= Ritornello =

Recurring passage in Baroque music

A ritornello /it/ (Italian; "little return") is a recurring passage in Renaissance music and Baroque music for orchestra or chorus.

==Early history==
The earliest use of the term "ritornello" in music referred to the final lines of a fourteenth-century madrigal, which were usually in a rhyme scheme and meter that contrasted with the rest of the song. Scholars suggest that the word "ritornello" comes either from the Italian word ritorno (meaning return), or from tornando (meaning turnaround or flourish). Literally, in Italian it means "little return".

==Baroque music==
The ritornello as a recurring tutti passage can be traced back to the music of sixteenth-century Venetian composer Giovanni Gabrieli. According to Richard Taruskin, these repeating passages are "endemic to the concertato style" which Gabrieli is credited with developing.

The idea of an orchestral ritornello played an important role in the structure of opera in the eighteenth century. The most common form for an aria during the Baroque period was da capo form, which essentially consisted of an A section followed by a contrasting B section, which was in turn followed by a return of the A section. Many da capo arias could be subdivided further, with ritornello sections framing each of the singer's solo sections, forming the scheme | R--A1—R--A2—R | B | R--A1—R--A2—R ||.

The ritornello was also crucial in the development of the Italian instrumental concerto during the Baroque period. Giuseppe Torelli wrote many violin concertos in which the fast movements used a recurring ritornello in between two extended solo passages of entirely new material. This form was standardized by Antonio Vivaldi, who wrote hundreds of concertos using a modification of Torelli's scheme. Vivaldi's ritornello form established a set of conventions followed by later composers in the eighteenth century:
- Ritornellos for the full orchestra alternate with episodes for the soloist or soloists.
- The opening ritornello is composed of several small units, typically two to four measures in length, some of which may be repeated or varied. These segments can be separated from each other or combined in new ways without losing their identity as the ritornello.
- Later statements of the ritornello are usually partial, comprising only one or some of the units, sometimes varied.
- The ritornellos are guideposts to the tonal structure of the music, confirming the keys to which the music modulates. The first and last statements are in the tonic; at least one (usually the first to be in a new key) is in the dominant; and others may be in closely related keys.

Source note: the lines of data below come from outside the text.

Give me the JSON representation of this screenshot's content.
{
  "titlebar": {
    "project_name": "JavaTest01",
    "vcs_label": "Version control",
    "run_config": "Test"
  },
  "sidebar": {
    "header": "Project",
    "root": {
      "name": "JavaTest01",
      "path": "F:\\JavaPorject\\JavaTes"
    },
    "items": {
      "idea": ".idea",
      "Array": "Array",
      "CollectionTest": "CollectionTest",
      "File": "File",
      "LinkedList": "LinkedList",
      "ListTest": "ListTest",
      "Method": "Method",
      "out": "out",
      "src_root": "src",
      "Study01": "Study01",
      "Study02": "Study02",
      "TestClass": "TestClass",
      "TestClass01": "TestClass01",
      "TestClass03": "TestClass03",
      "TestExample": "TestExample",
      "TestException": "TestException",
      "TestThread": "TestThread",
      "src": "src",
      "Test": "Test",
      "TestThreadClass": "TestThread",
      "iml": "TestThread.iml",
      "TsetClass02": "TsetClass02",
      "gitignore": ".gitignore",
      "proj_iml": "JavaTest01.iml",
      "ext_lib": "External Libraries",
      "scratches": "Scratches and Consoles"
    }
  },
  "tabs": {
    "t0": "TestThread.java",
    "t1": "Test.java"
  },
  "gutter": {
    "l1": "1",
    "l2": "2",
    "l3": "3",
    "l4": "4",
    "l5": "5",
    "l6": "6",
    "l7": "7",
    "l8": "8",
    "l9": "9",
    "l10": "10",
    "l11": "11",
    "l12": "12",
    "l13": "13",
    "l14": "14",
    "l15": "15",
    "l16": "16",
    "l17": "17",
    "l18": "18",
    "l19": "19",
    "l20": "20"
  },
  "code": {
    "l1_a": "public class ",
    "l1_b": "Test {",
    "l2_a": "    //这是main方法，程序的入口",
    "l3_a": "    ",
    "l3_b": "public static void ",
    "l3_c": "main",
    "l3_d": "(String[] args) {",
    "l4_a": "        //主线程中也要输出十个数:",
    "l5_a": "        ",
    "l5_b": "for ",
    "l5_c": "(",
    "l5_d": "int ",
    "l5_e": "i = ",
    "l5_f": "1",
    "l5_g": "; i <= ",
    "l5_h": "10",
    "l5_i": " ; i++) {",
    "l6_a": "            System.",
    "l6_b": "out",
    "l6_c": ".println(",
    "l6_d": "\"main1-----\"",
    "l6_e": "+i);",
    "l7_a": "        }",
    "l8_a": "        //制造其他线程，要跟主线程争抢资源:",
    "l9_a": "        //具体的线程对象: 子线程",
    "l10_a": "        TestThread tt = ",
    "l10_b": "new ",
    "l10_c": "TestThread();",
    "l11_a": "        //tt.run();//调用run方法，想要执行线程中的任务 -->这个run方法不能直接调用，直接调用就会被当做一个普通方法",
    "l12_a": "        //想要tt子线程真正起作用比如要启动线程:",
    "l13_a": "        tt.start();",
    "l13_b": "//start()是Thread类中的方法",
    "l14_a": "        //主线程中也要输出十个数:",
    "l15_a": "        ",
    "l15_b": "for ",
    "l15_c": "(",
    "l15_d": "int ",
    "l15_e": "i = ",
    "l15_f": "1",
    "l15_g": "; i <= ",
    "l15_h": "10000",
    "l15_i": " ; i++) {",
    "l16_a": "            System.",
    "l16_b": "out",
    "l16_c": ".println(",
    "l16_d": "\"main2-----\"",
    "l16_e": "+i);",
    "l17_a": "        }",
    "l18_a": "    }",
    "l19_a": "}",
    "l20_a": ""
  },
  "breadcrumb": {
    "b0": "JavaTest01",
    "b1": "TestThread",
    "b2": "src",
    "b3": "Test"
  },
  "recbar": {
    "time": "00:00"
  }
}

In these visits to different keys, ritornello form differs from the later Classical form rondo, in which the recurring section remains in the same key. Vivaldi also established a convention of using ritornello form for the quick opening and closing movements, with a contrasting slow movement in between. Many later Baroque composers such as Bach and Telemann followed Vivaldi's models in composing their own concertos.

Some scholars argue that "ritornello form quickly disappeared as a general constructive principle" in the early years of the nineteenth century, due to the structural innovations of Beethoven. Others such as William Caplin suggest that the ritornello form did not disappear, but "was transformed into concerto form through the incorporation of classical formal functions, especially those associated with the sonata." Caplin argues that the outlines of ritornello form persist in the alternation of solo and tutti sections, albeit subsumed within the tonal and formal plan of the sonata.

Ritornello construction faded with the advent of the new sonata form but received renewed interest in the 20th century.